Były to opowieści o losach rodziny autora i jego samego w wojennej Rosji: rodzice spędzający wakacje na Krymie tuż przed wojną – młody człowiek na fotografii pod skałą o złowróżbnej nazwie Czarci Palec to jedyny wizerunek zaginionego na froncie ojca, jaki ma Leo Kantor; ucieczka matki z Charkowa na Ural ostatnim eszelonem. Później autor, jego matka i ojczym w powojennej Polsce, na Dolnym Śląsku. Idylliczne miasteczko Strzegom – pięć kilometrów od obozu koncentracyjnego Gross-Rosen – z kamieniołomami i porzeczkami, właściwa mała ojczyzna Kantora, do dzisiaj ważniejsza niż jego dom w dzielnicy willowej Sztokholmu (w ogrodzie przesadzone porzeczki strzegomskie). Studia i praca w Opolu. Losy wybitnych skrzypków, znajomych autora, zmuszonych jak on sam po Marcu 1968 do opuszczenia Polski. Wszystkie opowieści pełne wojennego dramatyzmu lub codzienności – spokojniejszej, lecz tylko na pozór. Zawsze bowiem była ona tymczasowa, niepewna. Podszyta obecnością czarta albo może dybuka.
Potencjału zawartego w tych opowieściach nie domyślał się z początku zapewne i sam autor. A jednak zaczęły one szybko żyć własnym życiem: ujawniać nowe sensy losu osobnego, indywidualnego, niepowtarzalnego i jednocześnie malować obraz losu zbiorowego, demonstrując w ten sposób, jak trafną i przejmującą są metaforą.
Opowieści Kantora zaczęły przekraczać swoje własne granice, także granice formalne, gatunkowe. Zawarty w nich potencjał, elektryzujące napięcie domagały się nowego gatunku literackiego i stworzyły go – tak oto powstał Kantora teatr dokumentalny.
W zeszłym roku jesienią we Wrocławiu na 34. Międzynarodowym Festiwalu Jednego Aktora dokumentalny monodram Leo Kantora „Wyjechać ze skrzypcami” otrzymał nagrodę specjalną wojewody dolnośląskiego. Dla widzów, którzy przedstawienie widzieli już wcześniej, nagroda nie była zaskakująca. Nikt z widzów, który widzieli przedstawienie wcześniej, nie miał wątpliwości, że dzieło tak oryginalne, dojrzałe i pełne pasji nie może pozostać niedostrzeżone.

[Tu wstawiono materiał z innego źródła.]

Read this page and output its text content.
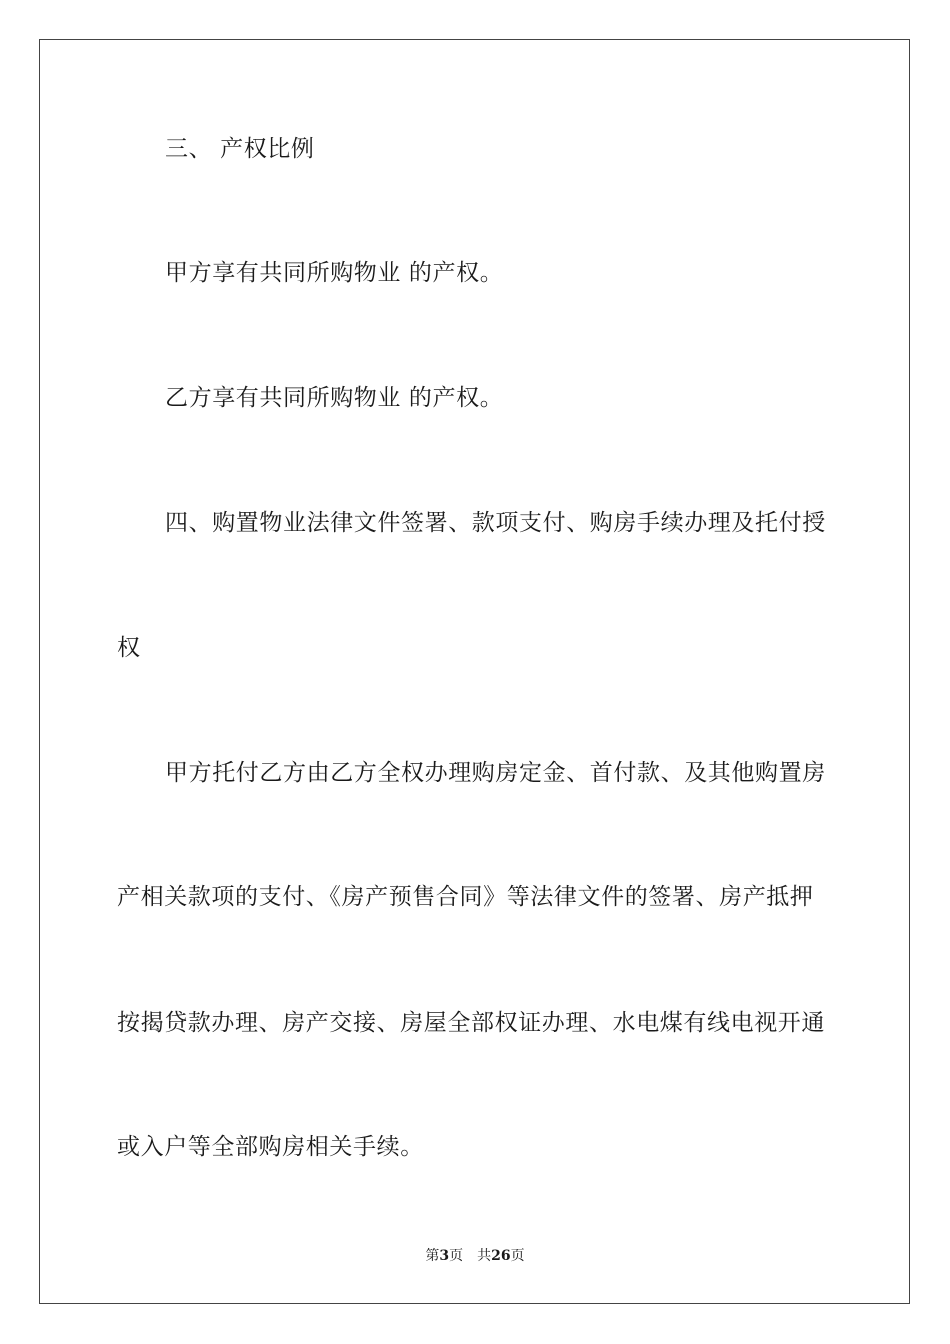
三、 产权比例
甲方享有共同所购物业 的产权。
乙方享有共同所购物业 的产权。
四、购置物业法律文件签署、款项支付、购房手续办理及托付授
权
甲方托付乙方由乙方全权办理购房定金、首付款、及其他购置房
产相关款项的支付、《房产预售合同》等法律文件的签署、房产抵押
按揭贷款办理、房产交接、房屋全部权证办理、水电煤有线电视开通
或入户等全部购房相关手续。
第3页 共26页
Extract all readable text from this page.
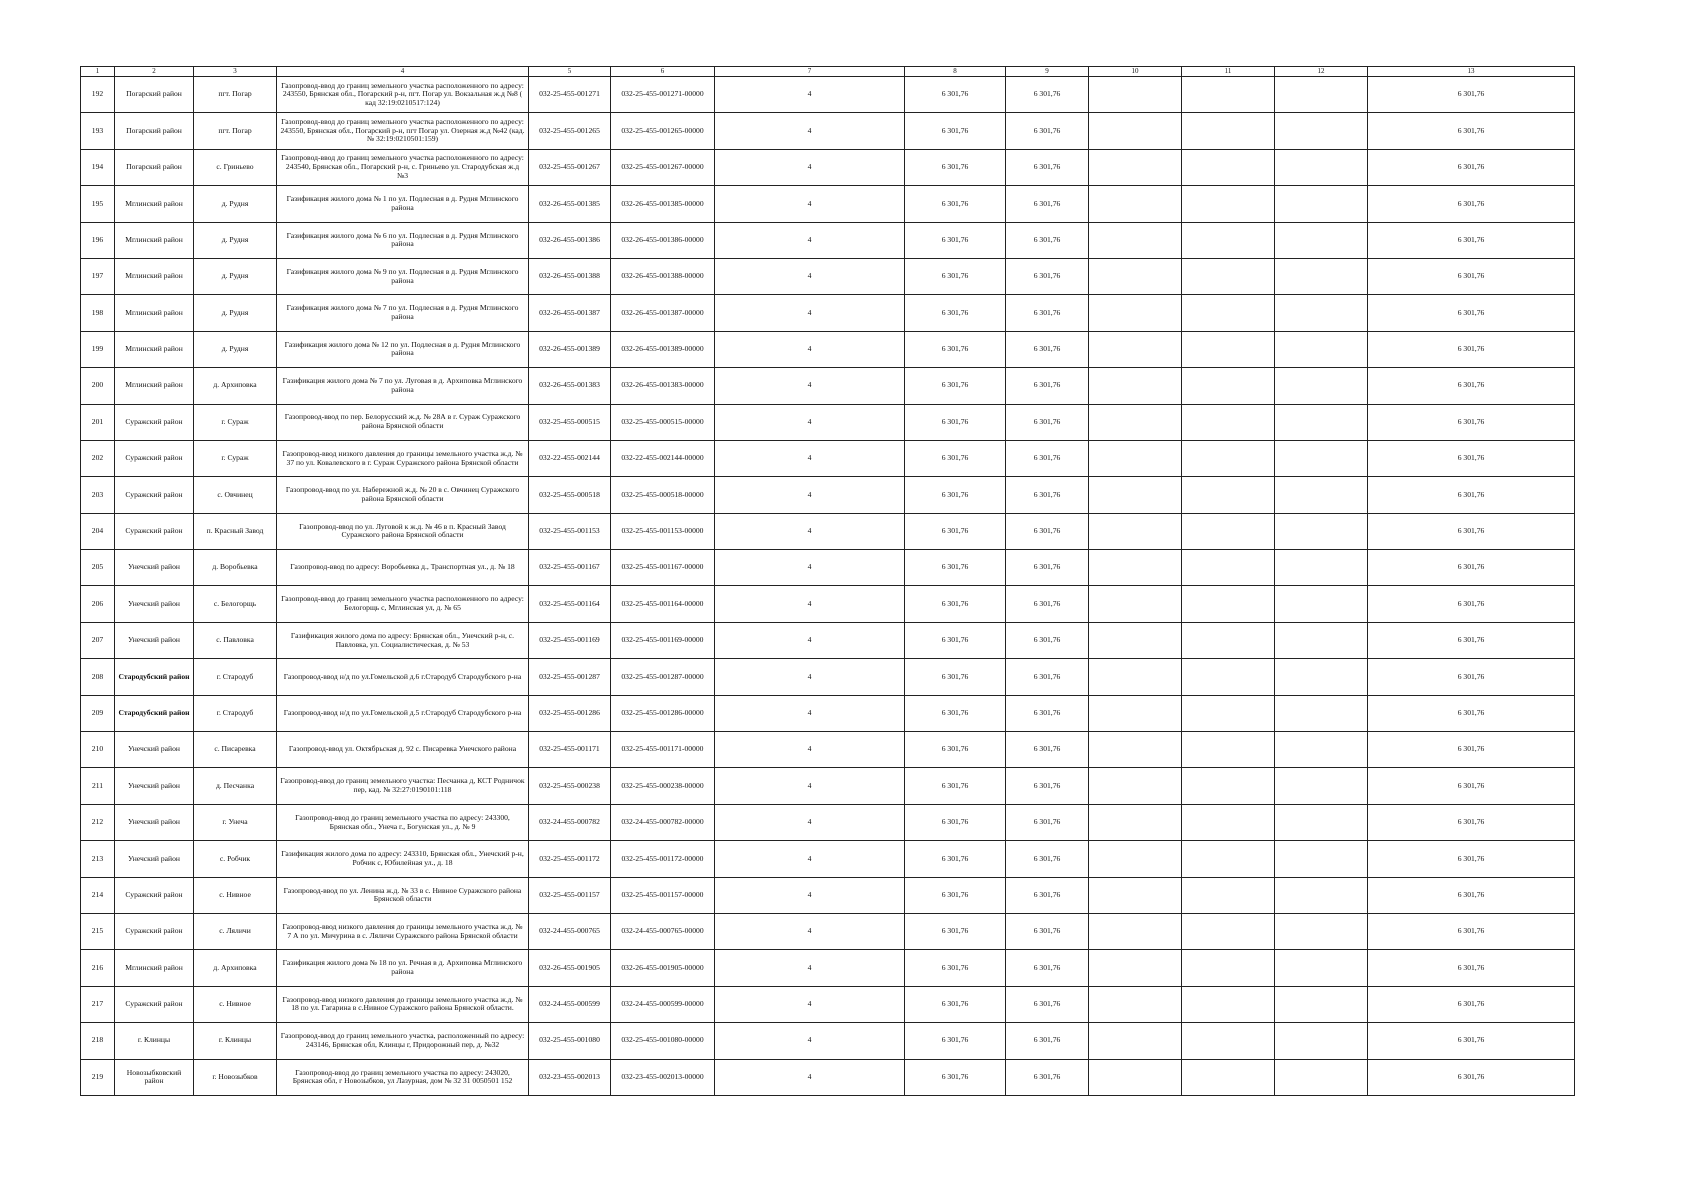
1	2	3	4	5	6	7	8	9	10	11	12	13
192	Погарский район	пгт. Погар	Газопровод-ввод до границ земельного участка расположенного по адресу: 243550, Брянская обл., Погарский р-н, пгт. Погар ул. Вокзальная ж.д №8 ( кад 32:19:0210517:124)	032-25-455-001271	032-25-455-001271-00000	4	6 301,76	6 301,76				6 301,76
193	Погарский район	пгт. Погар	Газопровод-ввод до границ земельного участка расположенного по адресу: 243550, Брянская обл., Погарский р-н, пгт Погар ул. Озерная ж.д №42 (кад. № 32:19:0210501:159)	032-25-455-001265	032-25-455-001265-00000	4	6 301,76	6 301,76				6 301,76
194	Погарский район	с. Гриньево	Газопровод-ввод до границ земельного участка расположенного по адресу: 243540, Брянская обл., Погарский р-н, с. Гриньево ул. Стародубская ж.д №3	032-25-455-001267	032-25-455-001267-00000	4	6 301,76	6 301,76				6 301,76
195	Мглинский район	д. Рудня	Газификация жилого дома № 1 по ул. Подлесная в д. Рудня Мглинского района	032-26-455-001385	032-26-455-001385-00000	4	6 301,76	6 301,76				6 301,76
196	Мглинский район	д. Рудня	Газификация жилого дома № 6 по ул. Подлесная в д. Рудня Мглинского района	032-26-455-001386	032-26-455-001386-00000	4	6 301,76	6 301,76				6 301,76
197	Мглинский район	д. Рудня	Газификация жилого дома № 9 по ул. Подлесная в д. Рудня Мглинского района	032-26-455-001388	032-26-455-001388-00000	4	6 301,76	6 301,76				6 301,76
198	Мглинский район	д. Рудня	Газификация жилого дома № 7 по ул. Подлесная в д. Рудня Мглинского района	032-26-455-001387	032-26-455-001387-00000	4	6 301,76	6 301,76				6 301,76
199	Мглинский район	д. Рудня	Газификация жилого дома № 12 по ул. Подлесная в д. Рудня Мглинского района	032-26-455-001389	032-26-455-001389-00000	4	6 301,76	6 301,76				6 301,76
200	Мглинский район	д. Архиповка	Газификация жилого дома № 7 по ул. Луговая в д. Архиповка Мглинского района	032-26-455-001383	032-26-455-001383-00000	4	6 301,76	6 301,76				6 301,76
201	Суражский район	г. Сураж	Газопровод-ввод по пер. Белорусский ж.д. № 28А в г. Сураж Суражского района Брянской области	032-25-455-000515	032-25-455-000515-00000	4	6 301,76	6 301,76				6 301,76
202	Суражский район	г. Сураж	Газопровод-ввод низкого давления до границы земельного участка ж.д. № 37 по ул. Ковалевского в г. Сураж Суражского района Брянской области	032-22-455-002144	032-22-455-002144-00000	4	6 301,76	6 301,76				6 301,76
203	Суражский район	с. Овчинец	Газопровод-ввод по ул. Набережной ж.д. № 20 в с. Овчинец Суражского района Брянской области	032-25-455-000518	032-25-455-000518-00000	4	6 301,76	6 301,76				6 301,76
204	Суражский район	п. Красный Завод	Газопровод-ввод по ул. Луговой к ж.д. № 46 в п. Красный Завод Суражского района Брянской области	032-25-455-001153	032-25-455-001153-00000	4	6 301,76	6 301,76				6 301,76
205	Унечский район	д. Воробьевка	Газопровод-ввод по адресу: Воробьевка д., Транспортная ул., д. № 18	032-25-455-001167	032-25-455-001167-00000	4	6 301,76	6 301,76				6 301,76
206	Унечский район	с. Белогорщь	Газопровод-ввод до границ земельного участка расположенного по адресу: Белогорщь с, Мглинская ул, д. № 65	032-25-455-001164	032-25-455-001164-00000	4	6 301,76	6 301,76				6 301,76
207	Унечский район	с. Павловка	Газификация жилого дома по адресу: Брянская обл., Унечский р-н, с. Павловка, ул. Социалистическая, д. № 53	032-25-455-001169	032-25-455-001169-00000	4	6 301,76	6 301,76				6 301,76
208	Стародубский район	г. Стародуб	Газопровод-ввод н/д по ул.Гомельской д.6 г.Стародуб Стародубского р-на	032-25-455-001287	032-25-455-001287-00000	4	6 301,76	6 301,76				6 301,76
209	Стародубский район	г. Стародуб	Газопровод-ввод н/д по ул.Гомельской д.5 г.Стародуб Стародубского р-на	032-25-455-001286	032-25-455-001286-00000	4	6 301,76	6 301,76				6 301,76
210	Унечский район	с. Писаревка	Газопровод-ввод ул. Октябрьская д. 92 с. Писаревка Унечского района	032-25-455-001171	032-25-455-001171-00000	4	6 301,76	6 301,76				6 301,76
211	Унечский район	д. Песчанка	Газопровод-ввод до границ земельного участка: Песчанка д, КСТ Родничок пер, кад. № 32:27:0190101:118	032-25-455-000238	032-25-455-000238-00000	4	6 301,76	6 301,76				6 301,76
212	Унечский район	г. Унеча	Газопровод-ввод до границ земельного участка по адресу: 243300, Брянская обл., Унеча г., Богунская ул., д. № 9	032-24-455-000782	032-24-455-000782-00000	4	6 301,76	6 301,76				6 301,76
213	Унечский район	с. Робчик	Газификация жилого дома по адресу: 243310, Брянская обл., Унечский р-н, Робчик с, Юбилейная ул., д. 18	032-25-455-001172	032-25-455-001172-00000	4	6 301,76	6 301,76				6 301,76
214	Суражский район	с. Нивное	Газопровод-ввод по ул. Ленина ж.д. № 33 в с. Нивное Суражского района Брянской области	032-25-455-001157	032-25-455-001157-00000	4	6 301,76	6 301,76				6 301,76
215	Суражский район	с. Ляличи	Газопровод-ввод низкого давления до границы земельного участка ж.д. № 7 А по ул. Мичурина в с. Ляличи Суражского района Брянской области	032-24-455-000765	032-24-455-000765-00000	4	6 301,76	6 301,76				6 301,76
216	Мглинский район	д. Архиповка	Газификация жилого дома № 18 по ул. Речная в д. Архиповка Мглинского района	032-26-455-001905	032-26-455-001905-00000	4	6 301,76	6 301,76				6 301,76
217	Суражский район	с. Нивное	Газопровод-ввод низкого давления до границы земельного участка ж.д. № 18 по ул. Гагарина в с.Нивное Суражского района Брянской области.	032-24-455-000599	032-24-455-000599-00000	4	6 301,76	6 301,76				6 301,76
218	г. Клинцы	г. Клинцы	Газопровод-ввод до границ земельного участка, расположенный по адресу: 243146, Брянская обл, Клинцы г, Придорожный пер, д. №32	032-25-455-001080	032-25-455-001080-00000	4	6 301,76	6 301,76				6 301,76
219	Новозыбковский район	г. Новозыбков	Газопровод-ввод до границ земельного участка по адресу: 243020, Брянская обл, г Новозыбков, ул Лазурная, дом № 32 31 0050501 152	032-23-455-002013	032-23-455-002013-00000	4	6 301,76	6 301,76				6 301,76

Właściwa premiera „Wyjechać ze skrzypcami” odbyła się w Kazimierzu Dolnym, latem ubiegłego roku, podczas festiwalu Dwa Brzegi. Na scenie stolik, na nim skrzypce i stary żydowski modlitewnik ojca Leo Grzegorza Kantora, podoficera Wojska Polskiego, wziętego do niewoli we wrześniu 1939 r. Z tyłu ekran, na którym widzimy zmieniające się niespiesznie fotografie. I Leo Kantor: narrator, aktor, komentator, opowiadacz, bohater ilustrowanej fotografiami historii snutej czasami w pierwszej osobie, a czasami, by odwrócić od siebie uwagę, chowający się za gramatyczną osobą trzecią. I muzyka, znakomite i znakomicie wykonane przez koreańskiego skrzypka Soojina Hana „Wariacje na temat własny” Henryka Wieniawskiego, kompozytora, który jest jednym z bohaterów spektaklu; muzyka oszczędnie dozowana w krótkich antraktach na złapanie oddechu. To właśnie oszczędność środków wyrazu tak pięknie wyróżnia ten spektakl. Brak w nim wszelkiego zadęcia, moralnego szantażu, histerii, nadmiernego dramatyzowania i epatowania poplątanym życiorysem. Ten umiar niezrównanie podkreśla dramatyzm i siłę narracji Kantora – splotu niepowtarzalnych historii, warkocza środkowoeuropejskiego losu.